Le protestantisme européen célébrera en 2017 le 500ème anniversaire de l’affichage, par le moine Luther, des "95 thèses" contre les indulgences aux portes de l’église du château de Wittenberg.
Faire de cet anniversaire un événement ecclésiastique et religieux serait un non-sens. Cela masquerait les formidables conséquences, sociales, économiques et politiques de la Réforme, qui ne sont plus à démontrer, dans une société qui ignorait la distinction, bien récente et peut-être déjà obsolète, entre un espace public et un espace privé où se niche le religieux.
Lors de ces célébrations qui se préparent on devra d’ailleurs se questionner sur cette fameuse migration du sacré qui, du ciel (l’âme, l’enfer, le paradis, le purgatoire) est passé à la terre (l’argent, la récession, la croissance, l’austérité).
S’il y a une pertinence à faire mémoire de ce temps fondateur pour le protestantisme luthérien et calviniste, elle ne se trouve pas dans les reproches mesurés que l’on pourrait faire à notre sœur, l’église catholique romaine, qui procède encore de manière discrète, périphérique et rare à l’attribution d’indulgences plénières, mais plutôt en revisitant la puissance subversive de la protestation de Luther dans un monde qui voyait la domination du mercantilisme, de la corruption et de l’argent se propager.
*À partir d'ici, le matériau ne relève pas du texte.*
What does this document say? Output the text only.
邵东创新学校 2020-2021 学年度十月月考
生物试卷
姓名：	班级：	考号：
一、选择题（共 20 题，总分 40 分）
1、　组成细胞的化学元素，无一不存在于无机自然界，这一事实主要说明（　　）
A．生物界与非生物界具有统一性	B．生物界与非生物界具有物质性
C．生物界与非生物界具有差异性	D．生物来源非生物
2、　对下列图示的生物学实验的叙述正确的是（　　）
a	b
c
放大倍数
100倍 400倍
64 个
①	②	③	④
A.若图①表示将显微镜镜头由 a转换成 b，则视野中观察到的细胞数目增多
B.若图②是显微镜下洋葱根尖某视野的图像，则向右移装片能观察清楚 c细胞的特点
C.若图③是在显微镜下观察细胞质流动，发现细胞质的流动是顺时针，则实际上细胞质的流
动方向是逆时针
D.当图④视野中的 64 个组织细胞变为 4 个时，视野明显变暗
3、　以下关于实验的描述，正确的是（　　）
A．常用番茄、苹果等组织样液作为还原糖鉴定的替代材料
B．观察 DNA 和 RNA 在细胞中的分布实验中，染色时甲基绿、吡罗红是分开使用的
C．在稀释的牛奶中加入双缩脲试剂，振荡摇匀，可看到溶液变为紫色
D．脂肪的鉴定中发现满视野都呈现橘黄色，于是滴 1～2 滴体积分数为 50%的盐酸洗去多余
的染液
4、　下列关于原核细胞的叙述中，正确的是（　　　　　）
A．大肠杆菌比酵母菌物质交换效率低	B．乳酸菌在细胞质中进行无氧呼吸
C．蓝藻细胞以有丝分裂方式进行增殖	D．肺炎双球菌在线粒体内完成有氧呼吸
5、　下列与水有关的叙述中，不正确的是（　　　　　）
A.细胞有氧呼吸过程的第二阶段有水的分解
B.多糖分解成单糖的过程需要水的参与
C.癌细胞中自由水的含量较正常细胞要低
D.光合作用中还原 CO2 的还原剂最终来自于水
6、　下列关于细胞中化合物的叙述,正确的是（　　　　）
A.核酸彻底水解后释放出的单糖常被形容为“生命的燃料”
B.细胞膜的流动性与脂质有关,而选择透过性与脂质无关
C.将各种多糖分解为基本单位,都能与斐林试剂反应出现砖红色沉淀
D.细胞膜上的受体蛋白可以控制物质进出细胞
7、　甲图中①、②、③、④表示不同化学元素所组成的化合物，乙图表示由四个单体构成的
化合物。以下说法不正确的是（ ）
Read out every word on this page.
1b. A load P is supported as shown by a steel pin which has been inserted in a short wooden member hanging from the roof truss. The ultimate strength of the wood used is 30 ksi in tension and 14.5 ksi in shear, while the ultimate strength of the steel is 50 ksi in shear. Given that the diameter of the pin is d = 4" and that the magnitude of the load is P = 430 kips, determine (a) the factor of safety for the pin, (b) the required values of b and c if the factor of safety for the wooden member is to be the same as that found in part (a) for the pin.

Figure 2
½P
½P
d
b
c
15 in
Dans notre monde qui se prétend séculier et qui s’adonne de manière éhontée à un trafic d’indulgences sans limites, la protestation de Luther ne trouve-t-elle pas toute son actualité ?
Dans nos sociétés qui se donnent pour salut, pour espérance messianique paradisiaque : la croissance de la production et de la consommation avec toutes les conséquences violentes que cela entraîne au mépris de peuples entiers qui pour en échapper se précipitent vers nos rivages honteusement inhospitaliers, quand ils ne se noient pas avant,
N’y a-t-il pas comme un air de "déjà-vu", de parenté évidente, entre :
Ces droits que s’attribuaient hier - principalement les riches et les puissants - contre monnaie sonnante et trébuchante, à pécher sans risque de voir leurs peines célestes s’aggraver (que cela soit le droit de manger du beurre pendant le carême qui permit de construire la tour du beurre à Rouen ou le droit de rompre une trêve dûment contractée devant l’église)
Et le droit, acheté aujourd’hui, à émettre des gaz à effet de serre mortels que s’arrogent les puissants pour continuer à vivre dans leur jouissance confortable bâtie sur l’exploitation et la domination des plus faibles,
Sans omettre toutes les autres formes de passe-droit monnayables, légalement ou pas, qui exonèrent de contraintes les détenteurs de monnaie, en ne citant ici que les paradis fiscaux.
La seule différence c’est, qu’à l’époque de Luther, s’il s’agissait d’éviter le jugement de Dieu et le feu de l’enfer c’était au prix de désordres limités dans le temps et dans l’espace mais qu’aujourd’hui, c’est le sort de la planète et de ceux qui l’habitent qui est en jeu et qu’il s’agit, pour certains de s’affranchir des désordres sans limites qui attirent déjà, sur les plus fragiles, le jugement de la terre qui proteste.
Alors, oui, il faudra célébrer la protestation de Luther contre les indulgences. Mais il ne faudra pas se tromper d’adversaire. L’Evangile n’est pas une affaire privée destinée à rassurer les âmes inquiètes mais une bonne nouvelle de vérité, de paix, de justice et de fraternité à mettre en œuvre dès maintenant, sans indulgence.